O relatório da Defensoria cita o caso de uma mulher que, sem dinheiro, precisou pegar emprestado e “foi presa no Tietê por quebra da portaria” (ocorre quando é descumprida alguma condicionante da saída temporária, como circular fora da delimitação geográfica e do horário permitidos). Punições adicionais, disfarçadas de burocracia, são parte da trajetória dessas mulheres, que já enfrentam o peso de uma sociedade que as rejeita ao saírem das grades.
Lúcia* está presa por tráfico de drogas e trabalha das 8h às 17h em uma empresa dentro do CPP de São Paulo, com uma hora de almoço. Do valor do pecúlio, cerca de 10% é descontado e só pode ser retirado ao término da pena. Além disso, há uma taxa destinada à manutenção da prisão, como limpeza e alimentação. O restante pode ser sacado durante as saídas temporárias.
A realidade do cárcere desafia o senso comum
Na saída de dezembro de 2024, Lúcia recebeu três cheques — dois de R$ 500 e um de R$ 490 — além de R$ 10 em espécie. Os valores correspondem ao trabalho realizado em setembro, outubro e novembro. Embora trabalhe mais de oito horas por dia, ela desabafa que recebe menos que um salário mínimo por mês. “O Estado dificulta cada vez mais a vida das mulheres encarceradas.

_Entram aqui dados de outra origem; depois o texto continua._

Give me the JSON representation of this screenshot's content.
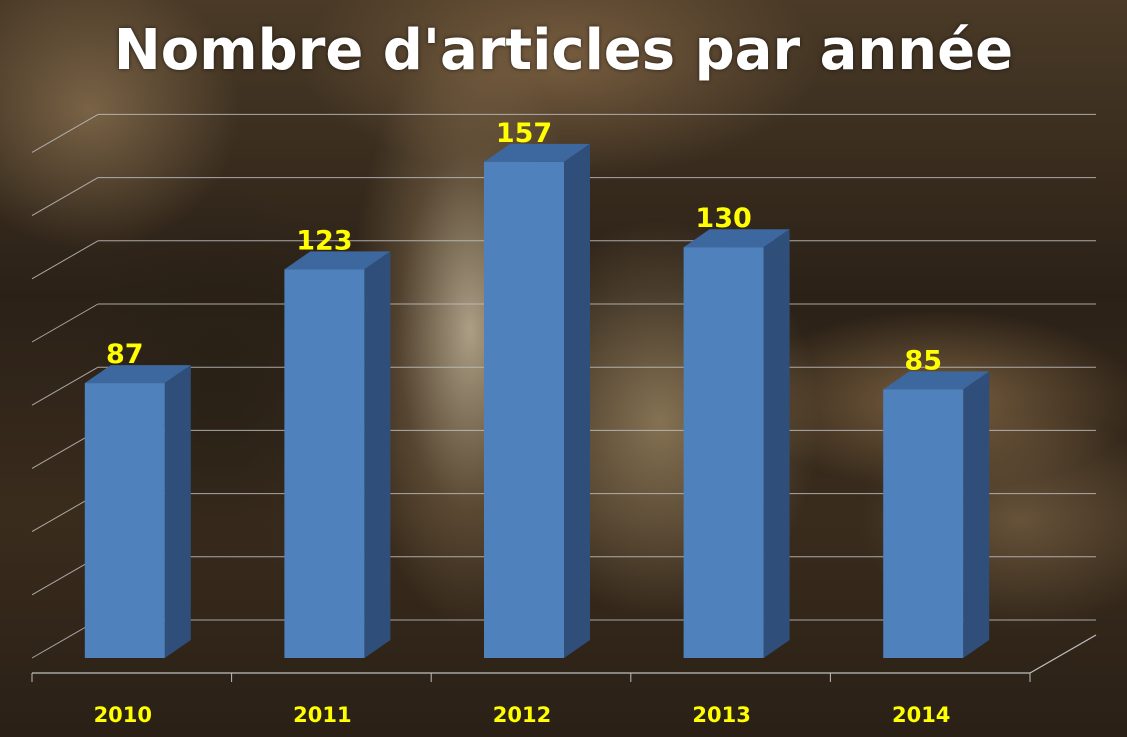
{
  "chart_data": {
    "type": "bar",
    "title": "Nombre d'articles par année",
    "categories": [
      "2010",
      "2011",
      "2012",
      "2013",
      "2014"
    ],
    "values": [
      87,
      123,
      157,
      130,
      85
    ],
    "xlabel": "",
    "ylabel": "",
    "ylim": [
      0,
      160
    ],
    "grid": true,
    "legend": "none",
    "style": "3d-column"
  },
  "colors": {
    "bar_front": "#4f81bd",
    "bar_side": "#2f4f7a",
    "bar_top": "#3d679f",
    "label": "#ffff00",
    "title": "#ffffff",
    "gridline": "#bfbfbf"
  }
}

Ele pode fazer algo melhor, mas não faz porque, para ele (o Estado), não é interessante”, pontua o advogado Rafael Roza.
Entre as mulheres ouvidas pela nossa reportagem: Cristilane trabalhou por meses, mas a falência da empresa dentro do presídio a deixou sem salário e sem o pecúlio; Paula saiu do sistema, mas encontrou na burocracia mais um obstáculo para receber o valor a que tinha direito; e as que deixaram as prisões durante as saídas temporárias enfrentaram dificuldades logísticas para descontar cheques que, muitas vezes, não cobrem os gastos que elas têm nos dias em liberdade.
Para Juliana Teixeira, professora adjunta da Universidade Federal de Pernambuco (UFPE), essa falta de acesso a direitos reflete uma lógica punitivista profundamente enraizada. Vivemos um momento de extremismo, opina Juliana, onde as pessoas são classificadas como boas ou más, muitas vezes sob influência religiosa — e isso inclui os aplicadores do Direito. “Tudo ainda é regido pela ideia de que, se a pessoa está privada de liberdade, deve ser punida, não importa o crime que cometeu”.
*Nomes fictícios para preservar a identidade e por segurança, conforme solicitado pelas entrevistadas.
Artigo original publicado em AzMina.